As we emerge from the long winter recession, once more the debate is underway about whether marketers should spend any of their budget on branding or focus entirely on lead generation. I, for one, believe that this is not an either/or decision. The best marketers, those who have created growth during this downturn, continue to rely on a marketing mix that includes both. Amazon (AMZN) has seen dramatic growth since they introduced their Prime membership program, which included free shipping. There were many skeptics, but this innovative approach fueled their recent growth at the expense of their major competitors, Borders (BGP) and Barnes & Noble (BKS). In the case of Amazon, they also regularly communicate by email with their large, established customer base. They also gained market share in the consumer electronics category when Circuit City committed so many missteps that they found themselves forced to declare bankruptcy and close their doors. Once again Amazon has innovated with the Kindle 2 and has been rewarded. Mary Claire and I each have one and love the flexibility they provide when we travel.

Apple (APPL) is another example of a company that has continued to successfully invest in branding. Apple has one of the strongest consumer brands, one that stands for innovation and style. They have taken this strong brand and turned the smartphone market on its head. Apple and AT&T (ATT), their distribution partner in the U.S., both reported strong earnings last week because of the iPhone, which continues to eclipse all of its competitors.

As B2B marketers, we need to offer our clients opportunities for both brand building and measurable lead generation opportunities. We must do this across multiple platforms, both online and offline, through opportunities like live events. I hear more and more clients asking for "thought leadership opportunities" tied to whitepapers and conferences. Those among us that are most responsive to the unique marketing needs of our client base will emerge from the downturn stronger and with increased market share. Stephen Moylan, who joined us at Asset International a short time ago as Executive Vice President of Sales & Marketing, is one of the best marketers I have had the pleasure of working with over the years. He listens to customer and client needs and is then able to respond with creative programs tailored to help them meet their specific goals. In many ways, in this weekend of the NFL draft, Stephen is my go-to guy, the person I can depend upon to make certain that our customer base is receiving the attention and creative programs they deserve.
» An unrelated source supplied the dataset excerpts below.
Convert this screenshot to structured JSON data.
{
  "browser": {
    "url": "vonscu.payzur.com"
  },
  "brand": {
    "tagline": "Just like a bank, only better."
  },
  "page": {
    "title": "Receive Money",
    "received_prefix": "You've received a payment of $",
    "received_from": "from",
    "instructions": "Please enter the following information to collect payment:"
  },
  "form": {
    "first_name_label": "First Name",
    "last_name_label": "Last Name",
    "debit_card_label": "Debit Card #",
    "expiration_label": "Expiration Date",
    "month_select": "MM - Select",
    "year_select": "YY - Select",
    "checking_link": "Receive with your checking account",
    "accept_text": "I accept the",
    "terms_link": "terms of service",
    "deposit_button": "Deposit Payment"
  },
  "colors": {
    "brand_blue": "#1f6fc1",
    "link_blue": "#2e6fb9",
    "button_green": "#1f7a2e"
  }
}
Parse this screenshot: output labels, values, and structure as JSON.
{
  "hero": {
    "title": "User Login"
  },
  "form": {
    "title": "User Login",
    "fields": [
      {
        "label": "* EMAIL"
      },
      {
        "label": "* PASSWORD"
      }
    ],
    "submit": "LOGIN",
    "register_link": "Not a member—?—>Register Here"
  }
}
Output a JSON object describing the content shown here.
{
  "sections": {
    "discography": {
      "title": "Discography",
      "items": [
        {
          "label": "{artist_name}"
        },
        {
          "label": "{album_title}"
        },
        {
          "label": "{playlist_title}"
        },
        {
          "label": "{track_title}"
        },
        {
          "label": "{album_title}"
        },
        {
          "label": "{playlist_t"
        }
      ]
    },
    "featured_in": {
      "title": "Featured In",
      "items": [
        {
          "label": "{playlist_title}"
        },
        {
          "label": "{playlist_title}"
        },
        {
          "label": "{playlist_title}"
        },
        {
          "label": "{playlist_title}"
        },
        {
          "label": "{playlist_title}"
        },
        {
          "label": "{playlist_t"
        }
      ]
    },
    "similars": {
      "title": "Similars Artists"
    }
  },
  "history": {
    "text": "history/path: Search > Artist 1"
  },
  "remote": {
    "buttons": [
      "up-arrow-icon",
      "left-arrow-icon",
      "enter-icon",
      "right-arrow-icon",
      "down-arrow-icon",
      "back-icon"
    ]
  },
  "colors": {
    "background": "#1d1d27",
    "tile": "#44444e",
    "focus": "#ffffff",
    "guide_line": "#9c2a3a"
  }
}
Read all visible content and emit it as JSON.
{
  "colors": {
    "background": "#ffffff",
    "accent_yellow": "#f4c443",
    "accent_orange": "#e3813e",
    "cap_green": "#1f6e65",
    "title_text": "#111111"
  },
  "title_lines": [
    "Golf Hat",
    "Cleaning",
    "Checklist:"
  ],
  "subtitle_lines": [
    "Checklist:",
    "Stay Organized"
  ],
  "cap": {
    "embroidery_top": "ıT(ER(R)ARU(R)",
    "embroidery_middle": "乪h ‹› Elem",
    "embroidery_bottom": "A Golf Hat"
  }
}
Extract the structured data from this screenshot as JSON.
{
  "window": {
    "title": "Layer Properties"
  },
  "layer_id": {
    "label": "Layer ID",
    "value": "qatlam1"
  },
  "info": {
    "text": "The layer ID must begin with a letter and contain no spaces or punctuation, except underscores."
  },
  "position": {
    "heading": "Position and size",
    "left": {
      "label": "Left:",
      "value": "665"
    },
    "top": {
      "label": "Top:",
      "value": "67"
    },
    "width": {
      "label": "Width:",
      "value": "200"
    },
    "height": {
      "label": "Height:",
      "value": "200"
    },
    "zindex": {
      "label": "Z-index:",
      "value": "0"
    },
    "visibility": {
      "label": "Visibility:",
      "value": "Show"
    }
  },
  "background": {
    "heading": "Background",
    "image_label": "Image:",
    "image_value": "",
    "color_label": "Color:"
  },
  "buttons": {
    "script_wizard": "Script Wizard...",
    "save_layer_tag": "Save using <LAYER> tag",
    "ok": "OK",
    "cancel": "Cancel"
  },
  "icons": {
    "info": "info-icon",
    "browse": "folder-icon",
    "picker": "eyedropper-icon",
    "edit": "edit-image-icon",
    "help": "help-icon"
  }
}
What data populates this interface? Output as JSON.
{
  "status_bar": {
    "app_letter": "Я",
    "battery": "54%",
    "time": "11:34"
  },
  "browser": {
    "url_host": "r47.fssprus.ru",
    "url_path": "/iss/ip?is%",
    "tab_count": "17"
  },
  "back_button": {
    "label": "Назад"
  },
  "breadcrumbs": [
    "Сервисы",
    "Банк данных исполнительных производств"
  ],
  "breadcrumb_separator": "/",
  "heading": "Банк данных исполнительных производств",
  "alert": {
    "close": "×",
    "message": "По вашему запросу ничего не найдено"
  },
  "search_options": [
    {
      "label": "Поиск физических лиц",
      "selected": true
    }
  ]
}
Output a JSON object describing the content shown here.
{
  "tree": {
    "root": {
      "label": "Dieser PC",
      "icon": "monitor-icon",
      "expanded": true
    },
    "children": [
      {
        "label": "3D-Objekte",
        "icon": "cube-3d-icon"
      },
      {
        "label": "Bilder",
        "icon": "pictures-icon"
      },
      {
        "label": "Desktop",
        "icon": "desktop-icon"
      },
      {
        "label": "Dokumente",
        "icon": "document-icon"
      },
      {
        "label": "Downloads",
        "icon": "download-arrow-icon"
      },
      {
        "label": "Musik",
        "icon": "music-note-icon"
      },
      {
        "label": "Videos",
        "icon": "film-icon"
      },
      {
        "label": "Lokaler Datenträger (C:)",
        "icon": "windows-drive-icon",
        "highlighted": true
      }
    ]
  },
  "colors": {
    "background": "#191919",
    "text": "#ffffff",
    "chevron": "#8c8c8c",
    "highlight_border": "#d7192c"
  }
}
On Saturday, the first day of the NFL draft, we drove up to Hafner Vineyard,, just north of Healdsburg in Sonoma County. The Hafner family has an annual luncheon for their best customers to show their appreciation. They have 120+ people to their home, which has magnificent views out over the valley and their 1,000+ acres. They have never used the retail channel, because they found it too impersonal. They only sell to a small select group of restaurants and individuals by direct marketing. Their client base is very loyal (we have been customers since 1992, when we moved to the Bay Area) and is appreciative of the number of ways that the Hafner family has found to say thank you. A long time ago I attended a lecture by Peter Drucker and came away with one memory, which I will paraphrase: the primary objective of a business is to create a customer. As we work our way out of this deep recession, we would all do well to celebrate and recognize the unique contributions of our customers.